New Delhi: The Supreme Court Wednesday dismissed Lalu Prasad Yadav’s plea seeking bail in multi-crore fodder scam cases, dashing hopes of the RJD supremo for electioneering during the Lok Sabha polls.
The top court said Yadav was a convicted man and the period spent by him in the jail is nothing in comparison to the 14-year sentence awarded to him.
A bench of Chief Justices Ranjan Gogoi and Justices Deepak Gupta and Sanjiv Khanna while dismissing Yadav’s appeal said, “We don’t think we can release you on bail”.
Why Sibal’s arguments for bail did not impress
At the outset, senior advocate Kapil Sibal, appearing for Yadav, said he has been convicted in four cases and has served jail terms of 24 months, 22 months, 20 months and 14 months respectively.
“In one of the cases, several persons who were holding influential positions were acquitted but I was convicted and sentenced for 14 years,” he said.
To this, the bench said in total Yadav has served 24 months in four cases and he cannot split the sentence awarded to him.
Sibal said there was no recovery of any kind from him in the case, no demands were made and the only major offence under which he was convicted was a conspiracy.
The bench said the high court will look into the merits of the case and at present, it is only hearing the bail appeal.
Sibal said: “If I am released on bail, I would not run away. My appeal is not being heard in the high court. Currently, the High court is hearing appeals of 2004 onwards.”
The apex court bench said that now there are courts meant for expeditious trial of criminal cases against politicians and it can request the Chief Justice of Jharkhand High Court to transfer the cases for trial to the special court.
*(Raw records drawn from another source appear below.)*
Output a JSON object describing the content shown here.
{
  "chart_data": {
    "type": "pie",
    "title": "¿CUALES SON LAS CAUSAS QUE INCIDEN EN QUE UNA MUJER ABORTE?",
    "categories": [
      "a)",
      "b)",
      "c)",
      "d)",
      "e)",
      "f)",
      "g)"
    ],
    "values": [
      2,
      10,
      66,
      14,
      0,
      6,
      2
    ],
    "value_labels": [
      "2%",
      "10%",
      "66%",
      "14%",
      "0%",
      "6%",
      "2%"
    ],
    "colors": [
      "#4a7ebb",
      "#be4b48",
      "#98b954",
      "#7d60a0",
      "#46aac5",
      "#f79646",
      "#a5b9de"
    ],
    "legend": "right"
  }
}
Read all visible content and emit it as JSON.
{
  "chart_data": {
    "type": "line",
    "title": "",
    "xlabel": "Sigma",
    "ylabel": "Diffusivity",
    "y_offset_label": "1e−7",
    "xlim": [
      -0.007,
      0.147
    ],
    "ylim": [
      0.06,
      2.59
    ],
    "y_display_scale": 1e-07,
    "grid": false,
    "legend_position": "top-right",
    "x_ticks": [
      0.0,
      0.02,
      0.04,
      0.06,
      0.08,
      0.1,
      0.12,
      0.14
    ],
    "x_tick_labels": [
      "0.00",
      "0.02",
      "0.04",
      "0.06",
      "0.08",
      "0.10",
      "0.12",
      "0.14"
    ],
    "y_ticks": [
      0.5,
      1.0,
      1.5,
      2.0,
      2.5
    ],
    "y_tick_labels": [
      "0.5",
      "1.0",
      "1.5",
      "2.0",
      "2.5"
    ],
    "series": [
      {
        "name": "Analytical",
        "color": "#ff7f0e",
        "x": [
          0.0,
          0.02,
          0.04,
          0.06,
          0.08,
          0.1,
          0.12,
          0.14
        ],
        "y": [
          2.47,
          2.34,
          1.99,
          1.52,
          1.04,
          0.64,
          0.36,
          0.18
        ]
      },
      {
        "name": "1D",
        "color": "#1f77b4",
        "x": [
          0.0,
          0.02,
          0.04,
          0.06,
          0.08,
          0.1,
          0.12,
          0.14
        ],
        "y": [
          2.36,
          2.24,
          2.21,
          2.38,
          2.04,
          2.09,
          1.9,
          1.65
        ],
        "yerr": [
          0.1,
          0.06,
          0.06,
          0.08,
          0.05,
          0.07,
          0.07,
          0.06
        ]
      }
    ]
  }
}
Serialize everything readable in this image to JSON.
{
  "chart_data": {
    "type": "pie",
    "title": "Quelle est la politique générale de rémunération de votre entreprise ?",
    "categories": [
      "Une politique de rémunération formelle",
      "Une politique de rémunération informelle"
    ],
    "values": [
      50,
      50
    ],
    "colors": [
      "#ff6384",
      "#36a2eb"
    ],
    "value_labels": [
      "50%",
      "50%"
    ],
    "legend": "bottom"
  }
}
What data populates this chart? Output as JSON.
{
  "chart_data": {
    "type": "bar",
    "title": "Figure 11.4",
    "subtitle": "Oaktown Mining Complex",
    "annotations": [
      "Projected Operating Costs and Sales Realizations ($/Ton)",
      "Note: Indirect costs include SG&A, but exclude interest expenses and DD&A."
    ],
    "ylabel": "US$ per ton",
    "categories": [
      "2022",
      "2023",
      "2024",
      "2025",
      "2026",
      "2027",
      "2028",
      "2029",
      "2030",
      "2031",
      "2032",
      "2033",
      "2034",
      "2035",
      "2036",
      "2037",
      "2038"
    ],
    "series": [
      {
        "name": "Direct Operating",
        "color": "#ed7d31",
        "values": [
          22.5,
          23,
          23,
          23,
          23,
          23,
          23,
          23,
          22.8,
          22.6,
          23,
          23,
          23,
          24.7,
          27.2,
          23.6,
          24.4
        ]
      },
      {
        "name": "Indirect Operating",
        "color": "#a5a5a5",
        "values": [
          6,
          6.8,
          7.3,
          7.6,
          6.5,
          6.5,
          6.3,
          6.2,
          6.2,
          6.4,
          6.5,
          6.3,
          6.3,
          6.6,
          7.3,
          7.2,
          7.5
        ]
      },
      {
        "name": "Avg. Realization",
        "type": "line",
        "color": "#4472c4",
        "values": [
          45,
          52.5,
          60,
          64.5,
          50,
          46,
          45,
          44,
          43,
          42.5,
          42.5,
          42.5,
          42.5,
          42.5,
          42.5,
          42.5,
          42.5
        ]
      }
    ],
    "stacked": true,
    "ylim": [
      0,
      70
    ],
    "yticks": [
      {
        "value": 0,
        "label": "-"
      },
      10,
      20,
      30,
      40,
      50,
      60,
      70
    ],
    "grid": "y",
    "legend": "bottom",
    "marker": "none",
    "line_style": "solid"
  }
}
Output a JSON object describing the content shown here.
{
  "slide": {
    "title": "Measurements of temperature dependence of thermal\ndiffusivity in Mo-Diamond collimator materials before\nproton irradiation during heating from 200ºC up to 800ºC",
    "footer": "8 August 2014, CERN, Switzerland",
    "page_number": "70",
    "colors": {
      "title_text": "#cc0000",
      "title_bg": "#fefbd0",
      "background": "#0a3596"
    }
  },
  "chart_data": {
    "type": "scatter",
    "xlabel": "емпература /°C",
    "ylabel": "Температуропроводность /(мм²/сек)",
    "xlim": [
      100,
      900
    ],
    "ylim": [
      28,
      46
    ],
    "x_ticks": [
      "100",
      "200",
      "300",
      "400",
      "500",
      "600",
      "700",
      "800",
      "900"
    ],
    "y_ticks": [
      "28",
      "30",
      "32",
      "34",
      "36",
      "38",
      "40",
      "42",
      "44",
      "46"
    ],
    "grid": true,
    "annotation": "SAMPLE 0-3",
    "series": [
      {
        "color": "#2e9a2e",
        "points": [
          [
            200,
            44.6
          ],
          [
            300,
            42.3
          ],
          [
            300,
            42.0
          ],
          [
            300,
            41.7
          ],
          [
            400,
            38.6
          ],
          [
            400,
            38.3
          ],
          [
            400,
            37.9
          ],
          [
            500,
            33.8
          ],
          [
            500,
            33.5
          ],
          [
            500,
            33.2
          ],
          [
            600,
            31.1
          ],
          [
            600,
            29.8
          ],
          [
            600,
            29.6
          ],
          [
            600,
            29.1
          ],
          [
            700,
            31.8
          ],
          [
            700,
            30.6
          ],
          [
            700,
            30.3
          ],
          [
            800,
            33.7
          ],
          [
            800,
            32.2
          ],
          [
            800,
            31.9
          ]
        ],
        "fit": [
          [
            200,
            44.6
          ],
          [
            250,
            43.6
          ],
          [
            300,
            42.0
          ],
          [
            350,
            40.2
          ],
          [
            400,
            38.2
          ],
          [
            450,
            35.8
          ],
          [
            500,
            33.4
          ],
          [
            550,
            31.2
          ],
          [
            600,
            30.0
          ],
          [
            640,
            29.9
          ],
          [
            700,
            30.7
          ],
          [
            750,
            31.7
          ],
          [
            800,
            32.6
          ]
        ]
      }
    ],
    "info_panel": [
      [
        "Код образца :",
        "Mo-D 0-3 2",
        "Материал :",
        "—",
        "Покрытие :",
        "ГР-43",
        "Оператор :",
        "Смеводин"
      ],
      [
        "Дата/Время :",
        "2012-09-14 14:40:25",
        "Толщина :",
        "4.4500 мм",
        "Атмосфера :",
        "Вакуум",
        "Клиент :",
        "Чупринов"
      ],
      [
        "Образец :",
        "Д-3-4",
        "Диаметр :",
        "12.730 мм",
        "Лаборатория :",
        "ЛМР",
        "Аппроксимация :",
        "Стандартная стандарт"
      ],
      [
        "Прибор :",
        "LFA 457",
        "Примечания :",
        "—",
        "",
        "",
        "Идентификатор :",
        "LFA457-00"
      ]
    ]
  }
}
“Let the high court decide the merit of the case in appeals against your conviction and sentence,” it said.
Sibal contended, “What is the danger if I am released on bail? I have served 24 months in jail”.
The bench then said: “Going by your statement, the 24 months in jail is nothing in comparison to 14 years jail term,” and added, “there is no danger except that you are convicted”.
Terming the mood of the court to be unfortunate, Sibal again asked the reason as to why he was not being granted the relief.
The bench replied, “Why? Because you are a convicted man. Sorry, we don’t think we will release you on bail. The Special Leave Petition (appeal) stands dismissed”.
Lalu not so miserable after all
The CBI had yesterday vehemently opposed in the apex court the bail plea of Yadav, saying the ailing leader suddenly claimed to be “fully fit” to undertake political activities in the upcoming Lok Sabha polls.
Yadav, who has been in the hospital instead of jail for over eight months, had sought bail on medical grounds and for campaigning for his party simultaneously, the CBI had said while arguing that granting of bail to him would set “very wrong precedent” in cases involving “serious corruption in high offices”.
Accusing Yadav of undertaking political activities from a hospital in Ranchi, the probe agency had said: “Simultaneous raising of pleas for bail on medical grounds and bail to guide the party and to carry out all essential responsibilities as a party president in ensuing Lok Sabha election are mutually contradictory and manifests that in the garb of bail on medical ground the petitioner, in essence, wants to pursue his political activities which is impermissible in law.”
The agency, in its response filed to Yadav’s bail plea, had referred to the high-profile political leaders who have visited him in the hospital in last few months including Ahmed Patel, D Raja, Derek O’ Brien, Sharad Yadav and Hemant Soren.
The convicted person occupied the constitutional office of the chief minister of one of the largest States in the country and has been held guilty of “misappropriation of Rs 75.48 crores in four fodder scam cases” and is still undergoing trial in two cases for misappropriation of Rs 139.45 crore, it had said, adding Yadav may influence the trial in the two pending cases.
The RJD chief, lodged in the Birsa Munda Central Jail in Ranchi, had challenged the 10 January verdict of the Jharkhand High Court dismissing his bail plea.
Fodder scam cases so far
The four cases in which Yadav has been convicted are related to the over-Rs 900-crore fodder scam, which pertains to fraudulent withdrawal of money from the treasuries in the Animal Husbandry department in the early 1990s when Jharkhand was part of Bihar.
The RJD was in power in Bihar with Yadav as the chief minister when the scam had allegedly taken place.
In the high court, the RJD supremo cited old age and poor health for grant of bail. Yadav (71) said he was suffering from diabetes, blood pressure and other ailments and that he had already obtained bail in one of the fodder scam cases.
He has been convicted for fraudulent withdrawal of money from the Deoghar, Dumka and two Chaibasa treasuries situated in Jharkhand.
He is currently facing trial in two another fodder scam case pertaining to fraudulent withdrawal of funds to the tune of over Rs 130 crore from the Doranda treasury and has been undergoing treatment at the Rajendra Institute of Medical Sciences (RIMS) at Ranchi for the last few months.